Truth to Power: My Three Years Inside Eskom
- Cover of the first edition
- Author: André de Ruyter
- Language: English
- Published: 14 May 2023
- Publisher: Penguin Random House South Africa
- Publication place: South Africa
- ISBN: 9781776390625
- Website: https://www.penguinrandomhouse.co.za/book/truth-power-my-three-years-inside-eskom/9781776390625

= Truth to Power (book) =

2023 book by Eskom CEO André de Ruyter

Truth to Power: My Three Years Inside Eskom is a 2023 book by ex-Eskom CEO, André de Ruyter.

It chronicles his three years at South Africa's state energy provider, Eskom.
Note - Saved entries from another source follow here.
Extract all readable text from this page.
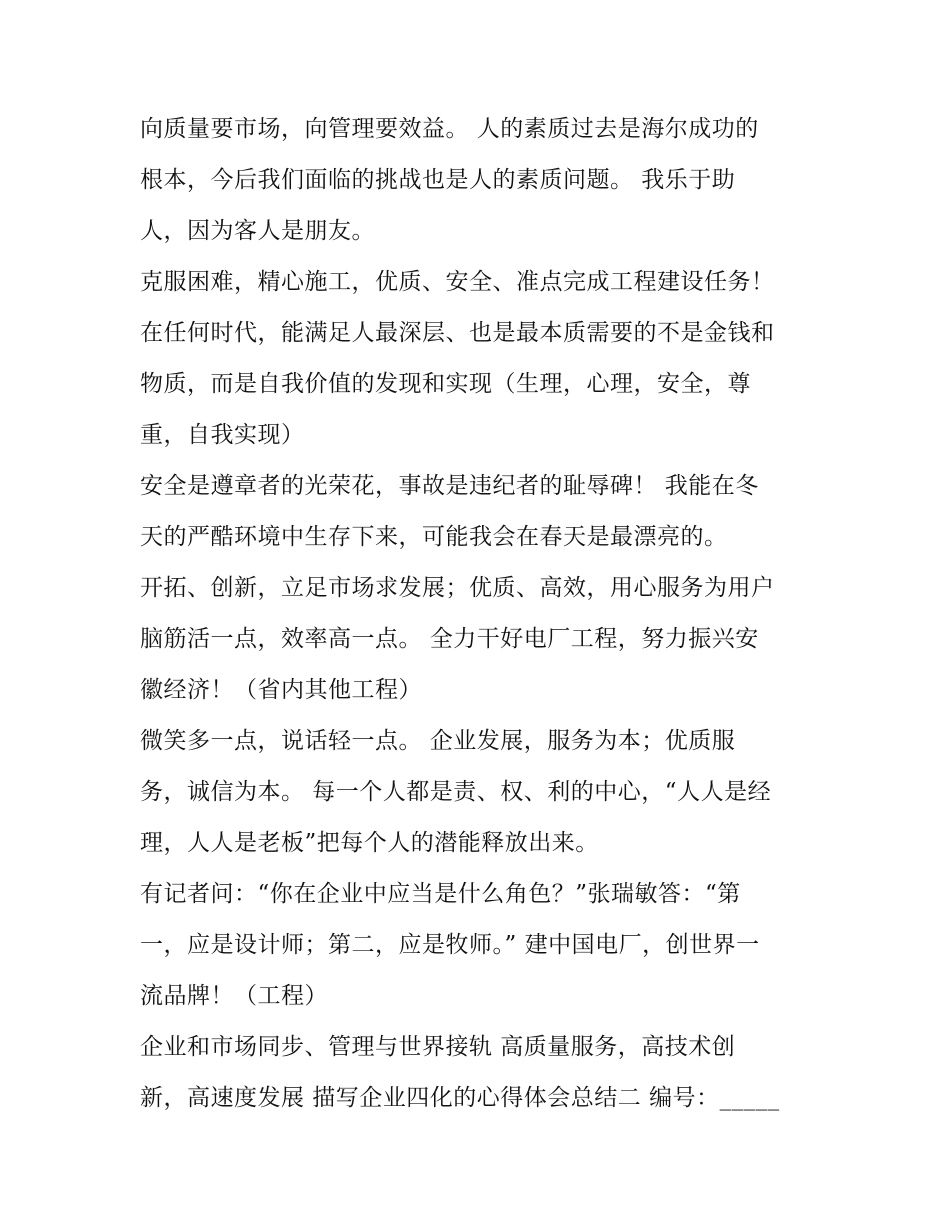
向质量要市场，向管理要效益。 人的素质过去是海尔成功的
根本，今后我们面临的挑战也是人的素质问题。 我乐于助
人，因为客人是朋友。
克服困难，精心施工，优质、安全、准点完成工程建设任务！
在任何时代，能满足人最深层、也是最本质需要的不是金钱和
物质，而是自我价值的发现和实现（生理，心理，安全，尊
重，自我实现）
安全是遵章者的光荣花，事故是违纪者的耻辱碑！ 我能在冬
天的严酷环境中生存下来，可能我会在春天是最漂亮的。
开拓、创新，立足市场求发展；优质、高效，用心服务为用户
脑筋活一点，效率高一点。 全力干好电厂工程，努力振兴安
徽经济！（省内其他工程）
微笑多一点，说话轻一点。 企业发展，服务为本；优质服
务，诚信为本。 每一个人都是责、权、利的中心，“人人是经
理，人人是老板”把每个人的潜能释放出来。
有记者问：“你在企业中应当是什么角色？”张瑞敏答：“第
一，应是设计师；第二，应是牧师。” 建中国电厂，创世界一
流品牌！（工程）
企业和市场同步、管理与世界接轨 高质量服务，高技术创
新，高速度发展 描写企业四化的心得体会总结二 编号：_____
Fearing political forces might prevent its sale, the book was released ahead of schedule, and without warning, on the 14th of May, 2023.

The book details Eskom's systematic downfall through political meddling of the ruling ANC party, to organised syndicates who looted, pillaged and stole from the state utility.

The book comes on the heels of a series of explosive television interviews, in which de Ruyter openly accused the ANC of being the cause of almost all the issues at Eskom that were causing the country to suffer significant loadshedding.

The book received wide media coverage in the days following its release, with several newspapers publishing extracts online.

== Eskom power crisis ==

Primarily, the book outlines the systemic and often-politically supported wholesale looting of Eskom, from its supplies, to machinery. Also alleged is orchestrated sabotage, in which power stations and their power-producing machinery were deliberately made to fail.